Eenmaal met mijn auto aangekomen op de Dierenriem in Maartensdijk, was het voor mij wel even zoeken waar nummer 10 zich bevond. Toen ik toch maar eens het terrein van diverse sportverenigingen opreed zag ik ineens een witte Puch opdoemen, dus gauw het stuur omgegooid en erachteraan! Omdat er enkele bochten moesten worden gemaakt verloor ik de stevig doorgassende berijder algauw uit het oog. Eenmaal aangekomen op een parkeerplaats zag ik iemand anders drukdoende om een tweetal Puchs van een aanhangwagen af te halen. Persoon in kwestie was Cees de Jong en algauw werd duidelijk dat hij het was van wie ik zo’n parel de hele dag mocht lenen. Echt super!
Onder de aanwezigen bleek Cees zeker niet de enige die het niet bij één Puch of Tomos heeft gehouden. De club telt zelfs een lid dat wel zestig van deze beauty’s rijk is. Weer enkele anderen kopen verstofte exemplaren op om ze weer helemaal in topvorm te brengen en door te verkopen. Een enkel lid bezit nog altijd de brommer die hij ooit als tiener aanschafte, anderen gingen vele jaren later opnieuw voor de bijl. Eén lid reed in de zestiger jaren zelfs net zoals ik ook op een TomPuch! Zo zie je maar weer, de enige ben je nooit. Het enige meisje dat vroeger op zo’n stoere jongensbrommer reed, bleek ik ook al niet te zijn, dat werd me wel duidelijk toen ik een praatje aanknoopte met een van de spaarzaam aanwezige vrouwen.
Is het horen van al dergelijke weetjes onder het genot van een theetje, koffietje of frisje bij muziek uit de zeventiger jaren al heel erg leuk, nog leuker werd het natuurlijk toen de brommers werden gestart en we vertrokken voor het eerste deel van de tourrit met Arjan Zandbergen en Wouter Geels voorop en Eugène Wijnen als sluitpost.


Het was wel even wennen, na al die tijd, temeer omdat ik nu op een 2-bak in plaats van op een 3-bak reed, maar het zweefzadel voelde meteen vertrouwd. Omdat ik vrij achteraan reed, kon ik zodra het links- of rechts afslaan was geblazen, een hele trits Puchs en Tomossen door het landschap zien rijden, hoe leuk is dat! Enorm was ook het enthousiasme waarmee we werden bekeken en toegezwaaid. En wij natuurlijk vrolijk terug wuiven. Dat deed ik ook vrolijk lachend en nog net niet mijn tong uitstekend naar die ene vrouw die haar neus dichtkneep.

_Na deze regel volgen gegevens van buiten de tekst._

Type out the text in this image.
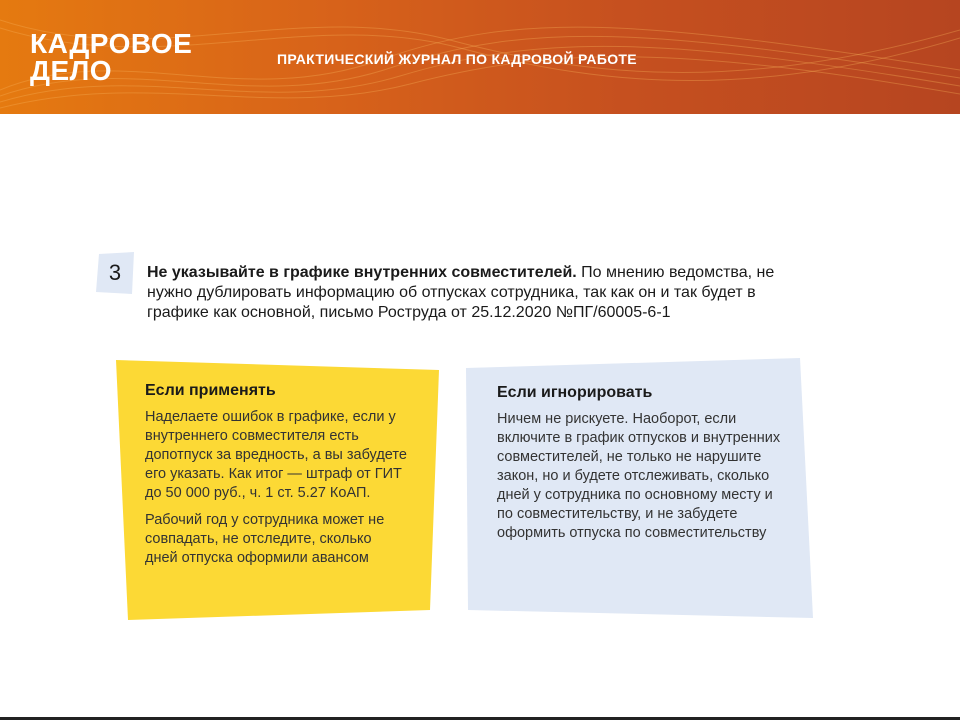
КАДРОВОЕ
ДЕЛО	ПРАКТИЧЕСКИЙ ЖУРНАЛ ПО КАДРОВОЙ РАБОТЕ
3	Не указывайте в графике внутренних совместителей. По мнению ведомства, не нужно дублировать информацию об отпусках сотрудника, так как он и так будет в графике как основной, письмо Роструда от 25.12.2020 №ПГ/60005-6-1
Если применять

Наделаете ошибок в графике, если у внутреннего совместителя есть допотпуск за вредность, а вы забудете его указать. Как итог — штраф от ГИТ до 50 000 руб., ч. 1 ст. 5.27 КоАП.

Рабочий год у сотрудника может не совпадать, не отследите, сколько дней отпуска оформили авансом

Если игнорировать

Ничем не рискуете. Наоборот, если включите в график отпусков и внутренних совместителей, не только не нарушите закон, но и будете отслеживать, сколько дней у сотрудника по основному месту и по совместительству, и не забудете оформить отпуска по совместительству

Nu bevond zich onder al dat goud van oud wel een exemplaar dat heuse rookgordijnen aanlegde, alsof we vergezeld waren van een rijdend barbecuefeest waarbij te veel vet werd verbrand. Omdat Puch66 een schoon-rijden-bromfietsclub is, die van de deelnemers aan de ritten verwacht dat er schoon wordt gereden op Aspen2, Ecomaxx Classic Bikefuel2, Kroon Alkylaat-benzine (Fuel Optimix 2T) of premiumbenzine met een milieuvriendelijke olie, werd de blije berijder niet alleen hierop aangesproken, tevens werd hem vriendelijk doch dringend verzocht tijdens de rest van de rit de coulissen maar te sluiten, wat hij vervolgens ook keurig netjes deed. Nee, de beroerdste zijn deze Puch- en Tomos rijders zeker niet. Dat dit voor veruit de meeste weggebruikers eveneens geldt, werd wel duidelijk als er met zijn veertigen een drukke weg moest worden overgestoken. Zelfs als een verkeerslicht al op rood was gesprongen en een van de zelfbenoemde verkeersregelaars, met weliswaar een veiligheidshesje aan maar ook gewoon rijdend op een Puch of Tomos, met zijn brommer dwars op de weg ging staan. De vriendelijke gebaren die hij hierbij maakte waren natuurlijk ook nauwelijks te weerstaan.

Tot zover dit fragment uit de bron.